For her daughter, increasing amounts of time and money were spent buying dolls, outfitting them and creating exquisite dollhouses. “Her dolls,” explained friend Suzanne Pierre, were “her closest companions.” Cabinetmaker Rudolph Jaklitsch’s phone could ring six times a night as Clark made tiny, exacting changes to her dollhouse orders. After Jaklitsch died, Clark kept the money flowing to his widow, children and grandchildren. She was staggeringly generous, regularly sending “little gifts,” often in the form of cheques for tens of thousands of dollars. And in return, those children would send letters and pictures to their “good fairy.”

After her mother’s death in 1963, she rarely ventured out of her New York apartment.
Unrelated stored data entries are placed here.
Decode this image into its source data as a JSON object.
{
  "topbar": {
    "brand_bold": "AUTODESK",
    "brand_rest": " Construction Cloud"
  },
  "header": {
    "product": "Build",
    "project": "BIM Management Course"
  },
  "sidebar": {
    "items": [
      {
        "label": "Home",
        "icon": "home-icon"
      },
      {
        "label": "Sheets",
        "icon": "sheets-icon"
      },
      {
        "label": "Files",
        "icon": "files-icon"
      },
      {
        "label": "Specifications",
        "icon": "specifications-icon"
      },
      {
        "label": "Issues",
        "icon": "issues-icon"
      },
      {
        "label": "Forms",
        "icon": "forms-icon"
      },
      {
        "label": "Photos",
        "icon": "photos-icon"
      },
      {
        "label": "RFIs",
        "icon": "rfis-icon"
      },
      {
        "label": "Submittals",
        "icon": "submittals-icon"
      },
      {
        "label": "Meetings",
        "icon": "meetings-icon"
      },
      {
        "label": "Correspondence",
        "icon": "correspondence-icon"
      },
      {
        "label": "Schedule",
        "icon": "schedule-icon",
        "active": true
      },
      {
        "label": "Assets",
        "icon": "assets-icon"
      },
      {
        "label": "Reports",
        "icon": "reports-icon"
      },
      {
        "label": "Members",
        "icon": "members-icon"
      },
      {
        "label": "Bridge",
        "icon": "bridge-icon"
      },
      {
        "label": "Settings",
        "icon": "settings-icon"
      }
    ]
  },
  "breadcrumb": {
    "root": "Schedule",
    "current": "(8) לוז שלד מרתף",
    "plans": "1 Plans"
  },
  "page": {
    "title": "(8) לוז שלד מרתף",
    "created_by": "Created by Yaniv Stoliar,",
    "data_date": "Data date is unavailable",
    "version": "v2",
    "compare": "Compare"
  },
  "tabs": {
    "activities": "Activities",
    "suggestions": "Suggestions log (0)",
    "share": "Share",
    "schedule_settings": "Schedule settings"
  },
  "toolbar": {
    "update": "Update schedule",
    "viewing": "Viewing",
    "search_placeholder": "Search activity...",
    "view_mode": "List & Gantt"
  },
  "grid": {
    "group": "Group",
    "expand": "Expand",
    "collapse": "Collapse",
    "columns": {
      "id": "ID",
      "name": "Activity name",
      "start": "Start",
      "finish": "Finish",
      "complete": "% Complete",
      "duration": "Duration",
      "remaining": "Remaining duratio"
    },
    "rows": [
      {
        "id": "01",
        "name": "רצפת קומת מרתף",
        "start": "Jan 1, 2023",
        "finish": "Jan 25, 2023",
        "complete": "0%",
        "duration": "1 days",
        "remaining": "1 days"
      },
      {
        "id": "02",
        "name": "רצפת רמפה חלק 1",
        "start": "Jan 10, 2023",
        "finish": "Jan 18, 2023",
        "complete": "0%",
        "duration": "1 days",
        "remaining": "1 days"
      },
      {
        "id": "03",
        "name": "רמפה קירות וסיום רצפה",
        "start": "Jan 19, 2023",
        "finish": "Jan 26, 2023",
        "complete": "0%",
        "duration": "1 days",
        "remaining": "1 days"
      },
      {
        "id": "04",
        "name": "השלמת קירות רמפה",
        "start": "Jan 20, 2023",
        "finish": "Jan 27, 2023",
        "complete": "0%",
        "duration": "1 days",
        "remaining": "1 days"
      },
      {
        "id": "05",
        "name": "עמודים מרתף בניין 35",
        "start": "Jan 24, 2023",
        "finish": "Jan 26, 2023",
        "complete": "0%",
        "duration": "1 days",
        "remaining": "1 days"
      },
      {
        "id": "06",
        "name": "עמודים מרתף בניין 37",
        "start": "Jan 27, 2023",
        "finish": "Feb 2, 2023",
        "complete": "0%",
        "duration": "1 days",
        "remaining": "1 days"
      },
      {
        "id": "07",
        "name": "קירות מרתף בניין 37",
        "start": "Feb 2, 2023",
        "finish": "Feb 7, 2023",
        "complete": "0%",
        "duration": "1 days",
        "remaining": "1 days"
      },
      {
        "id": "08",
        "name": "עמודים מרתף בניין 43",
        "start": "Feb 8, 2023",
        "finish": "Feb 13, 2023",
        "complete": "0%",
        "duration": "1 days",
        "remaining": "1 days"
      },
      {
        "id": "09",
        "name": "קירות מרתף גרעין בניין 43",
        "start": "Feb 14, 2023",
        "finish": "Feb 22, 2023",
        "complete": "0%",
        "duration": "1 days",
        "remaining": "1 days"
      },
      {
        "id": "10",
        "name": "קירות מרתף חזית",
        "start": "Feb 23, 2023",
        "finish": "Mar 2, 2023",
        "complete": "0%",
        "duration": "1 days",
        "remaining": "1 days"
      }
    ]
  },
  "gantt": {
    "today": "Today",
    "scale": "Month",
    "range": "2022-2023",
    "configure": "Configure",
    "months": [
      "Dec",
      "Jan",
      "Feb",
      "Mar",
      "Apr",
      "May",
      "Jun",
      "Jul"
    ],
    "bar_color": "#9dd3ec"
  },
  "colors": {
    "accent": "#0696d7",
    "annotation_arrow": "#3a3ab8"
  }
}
Even the spectacular estate in Santa Barbara was abandoned, though Clark had it immaculately maintained. Part of the issue, Dedman says, was that she feared change. As friends and workers passed out of her life, they weren’t replaced.

Her isolation became a crisis in 1991 when untreated cancers ate away at her lip, making it impossible to eat. She was hospitalized, but once back in good health, the heiress would never leave. “There was safety and security and round-the-clock staff,” Dedman explains. Clark continued collecting dolls. And she kept “treating money like it was water,” Dedman recounts, including spending $800,000 to create a replica of her mother’s bedroom in her own apartment, rather than just moving Anna’s furniture.

Inevitably, the toll of aging crept up on her. As Dedman began raising questions about how her fortune was being managed and spent—she died owing the IRS $82 million in gift taxes—the authorities and her family started investigating. It turns out Clark gave away more than $30 million to nurse Hadassah Peri and her family, including six residences and even a Bentley.

Huguette Clark may have been a fairy godmother to those who benefited from her “little gifts,” but with her will about to be contested, the tales about to be told in a public courtroom are undoubtedly ones she would not enjoy.